The CIO of a rather large Australian company recently told me that the firm was happy with its security set-up but then quickly made a U-turn. Would that statement, on record, effectively lay down a hacker challenge?
When questioned about the security of the company's network, the CIO's initial response was: "I don't have a lot of worries about security". The CIO then explained how the company invested a decent percentage of its revenue into securing its network and educating its users.
"We are probably much more secure than the average Australian company [in the same industry]... as far as the frameworks, firewalls and different detection systems, they are pretty hardened... security doesn't keep me awake at night," the CIO said.
As the CIO was answering my question, the company's public relations representative started looking a little agitated. The PR said: "that is an interesting challenge you have put out there" and suggested that the CIO had "thrown down the gauntlet" to hackers of the world, who would now be inspired to now try to infiltrate the company's infrastructure.
The PR person claimed to have been "trained to look at the worst case scenario" and didn't want the company to be seen "challenging" any potential hackers.
Was this an overreaction?
Had the CIO had said something like "our network is unhackable" then maybe I would understand but not when they simply stated that IT security wasn't something to lose sleep over.
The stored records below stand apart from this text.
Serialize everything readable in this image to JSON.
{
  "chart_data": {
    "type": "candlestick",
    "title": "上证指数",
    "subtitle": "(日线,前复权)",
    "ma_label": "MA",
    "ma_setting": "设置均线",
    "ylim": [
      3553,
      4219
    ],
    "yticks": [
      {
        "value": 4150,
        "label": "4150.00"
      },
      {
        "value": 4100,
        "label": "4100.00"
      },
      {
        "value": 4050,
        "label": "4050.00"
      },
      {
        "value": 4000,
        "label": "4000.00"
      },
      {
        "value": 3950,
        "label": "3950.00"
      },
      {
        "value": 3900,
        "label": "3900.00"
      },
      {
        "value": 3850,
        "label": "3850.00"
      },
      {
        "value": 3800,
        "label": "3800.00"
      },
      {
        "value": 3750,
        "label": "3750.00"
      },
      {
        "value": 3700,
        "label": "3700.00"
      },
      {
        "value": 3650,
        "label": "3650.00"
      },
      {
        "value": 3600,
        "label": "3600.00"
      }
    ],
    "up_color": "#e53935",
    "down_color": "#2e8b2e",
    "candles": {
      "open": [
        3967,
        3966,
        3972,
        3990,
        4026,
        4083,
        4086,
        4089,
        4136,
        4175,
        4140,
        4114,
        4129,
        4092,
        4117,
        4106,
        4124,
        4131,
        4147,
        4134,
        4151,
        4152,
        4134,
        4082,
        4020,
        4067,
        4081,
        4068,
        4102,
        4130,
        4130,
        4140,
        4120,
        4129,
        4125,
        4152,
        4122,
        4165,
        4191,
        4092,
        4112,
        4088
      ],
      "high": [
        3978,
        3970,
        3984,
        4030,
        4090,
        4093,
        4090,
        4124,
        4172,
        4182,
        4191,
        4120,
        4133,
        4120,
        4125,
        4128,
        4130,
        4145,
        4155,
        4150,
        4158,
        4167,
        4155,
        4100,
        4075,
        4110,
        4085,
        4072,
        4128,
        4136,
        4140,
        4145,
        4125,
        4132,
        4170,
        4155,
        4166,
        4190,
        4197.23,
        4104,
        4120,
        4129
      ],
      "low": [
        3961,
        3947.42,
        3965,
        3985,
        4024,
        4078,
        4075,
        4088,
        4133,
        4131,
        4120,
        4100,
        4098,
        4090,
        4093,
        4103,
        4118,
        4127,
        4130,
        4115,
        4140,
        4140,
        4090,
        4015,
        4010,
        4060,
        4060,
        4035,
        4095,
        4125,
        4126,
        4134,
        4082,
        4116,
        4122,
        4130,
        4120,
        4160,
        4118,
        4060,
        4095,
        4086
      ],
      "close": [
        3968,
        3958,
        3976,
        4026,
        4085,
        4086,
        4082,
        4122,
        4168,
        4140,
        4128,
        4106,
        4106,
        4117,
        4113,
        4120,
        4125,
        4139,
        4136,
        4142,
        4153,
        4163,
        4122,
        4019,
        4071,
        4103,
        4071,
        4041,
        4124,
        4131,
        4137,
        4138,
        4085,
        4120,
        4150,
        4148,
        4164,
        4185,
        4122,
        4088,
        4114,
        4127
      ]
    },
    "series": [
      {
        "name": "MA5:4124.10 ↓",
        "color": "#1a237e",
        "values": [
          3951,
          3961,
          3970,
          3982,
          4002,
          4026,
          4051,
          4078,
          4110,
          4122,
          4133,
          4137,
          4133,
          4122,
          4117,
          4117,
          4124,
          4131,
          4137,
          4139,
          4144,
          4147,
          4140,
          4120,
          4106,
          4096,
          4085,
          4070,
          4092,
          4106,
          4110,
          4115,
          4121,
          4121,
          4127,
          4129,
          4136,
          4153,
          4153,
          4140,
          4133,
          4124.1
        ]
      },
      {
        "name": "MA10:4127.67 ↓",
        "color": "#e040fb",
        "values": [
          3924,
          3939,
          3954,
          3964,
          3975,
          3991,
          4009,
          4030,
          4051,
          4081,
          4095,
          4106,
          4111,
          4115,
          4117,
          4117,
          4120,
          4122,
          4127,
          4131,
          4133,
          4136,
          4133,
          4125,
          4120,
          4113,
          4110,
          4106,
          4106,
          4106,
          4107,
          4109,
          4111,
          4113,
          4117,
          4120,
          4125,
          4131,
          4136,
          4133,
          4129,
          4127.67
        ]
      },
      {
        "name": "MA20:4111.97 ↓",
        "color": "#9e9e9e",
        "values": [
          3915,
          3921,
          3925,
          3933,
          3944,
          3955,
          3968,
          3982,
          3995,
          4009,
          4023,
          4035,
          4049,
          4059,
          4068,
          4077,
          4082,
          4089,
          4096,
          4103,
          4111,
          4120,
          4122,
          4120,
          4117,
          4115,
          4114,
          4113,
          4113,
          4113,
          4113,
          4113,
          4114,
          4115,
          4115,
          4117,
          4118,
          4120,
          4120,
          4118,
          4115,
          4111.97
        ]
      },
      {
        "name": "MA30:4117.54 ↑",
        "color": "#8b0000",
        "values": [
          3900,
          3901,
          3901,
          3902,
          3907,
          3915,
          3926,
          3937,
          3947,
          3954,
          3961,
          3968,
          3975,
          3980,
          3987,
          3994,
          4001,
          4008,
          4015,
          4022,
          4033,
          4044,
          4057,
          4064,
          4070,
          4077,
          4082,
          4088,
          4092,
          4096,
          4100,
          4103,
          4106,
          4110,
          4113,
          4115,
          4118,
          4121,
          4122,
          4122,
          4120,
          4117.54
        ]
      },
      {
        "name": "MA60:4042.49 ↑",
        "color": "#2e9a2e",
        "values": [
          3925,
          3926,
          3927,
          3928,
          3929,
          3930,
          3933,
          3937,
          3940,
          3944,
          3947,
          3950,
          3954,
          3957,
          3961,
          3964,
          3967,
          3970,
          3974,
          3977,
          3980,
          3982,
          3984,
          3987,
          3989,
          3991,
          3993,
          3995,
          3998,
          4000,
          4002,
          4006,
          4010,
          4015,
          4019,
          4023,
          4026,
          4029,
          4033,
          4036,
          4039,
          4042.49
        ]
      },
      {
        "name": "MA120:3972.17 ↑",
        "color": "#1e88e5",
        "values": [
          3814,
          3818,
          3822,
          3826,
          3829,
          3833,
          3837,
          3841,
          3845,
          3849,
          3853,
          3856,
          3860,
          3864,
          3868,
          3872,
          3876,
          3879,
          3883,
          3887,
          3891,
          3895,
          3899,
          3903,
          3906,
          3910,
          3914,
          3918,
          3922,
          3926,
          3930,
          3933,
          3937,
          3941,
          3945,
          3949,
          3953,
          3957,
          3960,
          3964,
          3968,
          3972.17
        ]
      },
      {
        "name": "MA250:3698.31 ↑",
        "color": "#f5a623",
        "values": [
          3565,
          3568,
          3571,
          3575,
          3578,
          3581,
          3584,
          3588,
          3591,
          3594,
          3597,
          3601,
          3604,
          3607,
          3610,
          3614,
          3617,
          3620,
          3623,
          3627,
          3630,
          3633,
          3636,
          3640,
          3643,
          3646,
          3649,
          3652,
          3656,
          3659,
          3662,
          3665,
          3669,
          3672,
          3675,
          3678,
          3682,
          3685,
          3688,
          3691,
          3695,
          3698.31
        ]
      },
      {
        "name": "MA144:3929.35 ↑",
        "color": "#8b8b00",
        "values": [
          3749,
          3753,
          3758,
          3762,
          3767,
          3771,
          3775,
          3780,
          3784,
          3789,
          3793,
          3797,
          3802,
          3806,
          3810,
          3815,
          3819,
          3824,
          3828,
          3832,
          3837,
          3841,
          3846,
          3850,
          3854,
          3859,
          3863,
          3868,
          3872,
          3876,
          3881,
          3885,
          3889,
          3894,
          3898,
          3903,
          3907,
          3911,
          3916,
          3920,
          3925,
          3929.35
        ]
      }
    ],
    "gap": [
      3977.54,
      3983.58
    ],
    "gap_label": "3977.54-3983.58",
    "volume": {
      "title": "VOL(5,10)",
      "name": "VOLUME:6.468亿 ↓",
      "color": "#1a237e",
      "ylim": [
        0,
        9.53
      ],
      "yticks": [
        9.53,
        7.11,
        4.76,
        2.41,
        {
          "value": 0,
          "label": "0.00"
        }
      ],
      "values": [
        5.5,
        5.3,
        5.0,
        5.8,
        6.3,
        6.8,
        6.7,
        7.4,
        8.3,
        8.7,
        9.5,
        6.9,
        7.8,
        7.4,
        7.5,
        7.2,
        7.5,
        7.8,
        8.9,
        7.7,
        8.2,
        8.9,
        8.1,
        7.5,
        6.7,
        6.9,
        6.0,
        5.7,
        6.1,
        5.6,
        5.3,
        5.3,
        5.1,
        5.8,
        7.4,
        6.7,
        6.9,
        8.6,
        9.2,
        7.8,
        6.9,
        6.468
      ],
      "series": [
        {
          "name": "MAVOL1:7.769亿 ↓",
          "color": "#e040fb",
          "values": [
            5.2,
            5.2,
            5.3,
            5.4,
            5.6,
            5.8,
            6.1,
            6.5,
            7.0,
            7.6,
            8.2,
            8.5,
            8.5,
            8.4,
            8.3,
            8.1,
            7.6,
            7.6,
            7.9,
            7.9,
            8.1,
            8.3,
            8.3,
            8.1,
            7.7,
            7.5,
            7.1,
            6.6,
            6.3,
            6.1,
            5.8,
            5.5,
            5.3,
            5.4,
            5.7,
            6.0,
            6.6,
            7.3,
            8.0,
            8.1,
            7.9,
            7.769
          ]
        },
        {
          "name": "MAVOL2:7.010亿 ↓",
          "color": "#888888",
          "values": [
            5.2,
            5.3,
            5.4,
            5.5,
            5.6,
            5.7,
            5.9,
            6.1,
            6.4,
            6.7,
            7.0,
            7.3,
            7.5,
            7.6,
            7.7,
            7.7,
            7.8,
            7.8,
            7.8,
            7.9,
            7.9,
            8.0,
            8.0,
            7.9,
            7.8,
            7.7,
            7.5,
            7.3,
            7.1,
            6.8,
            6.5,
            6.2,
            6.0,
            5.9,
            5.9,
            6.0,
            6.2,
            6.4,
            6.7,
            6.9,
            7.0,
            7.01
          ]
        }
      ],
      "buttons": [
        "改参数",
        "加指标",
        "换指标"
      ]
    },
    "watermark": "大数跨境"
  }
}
The PR suggested 'clarifying' the situation with comments about "taking security seriously, always looking to improve the technology and education etc. etc.".
Is this level of paranoia justified?
Not if trading exchange firm Betfair's director of infrastructure, Paul Moss, is anything to go by.
In a press briefing this week, Moss went into detail about how the company network was designed to withstand massive DDoS attacks and has redundancy on every level -- even to a point that when the firm flew its data centre over to Tasmania from the UK, it did it on two separate planes in case one went down.
Have you been hacked simply because you said you were secure? Would admitting your system is full of holes make you safer because you are less of a challenge?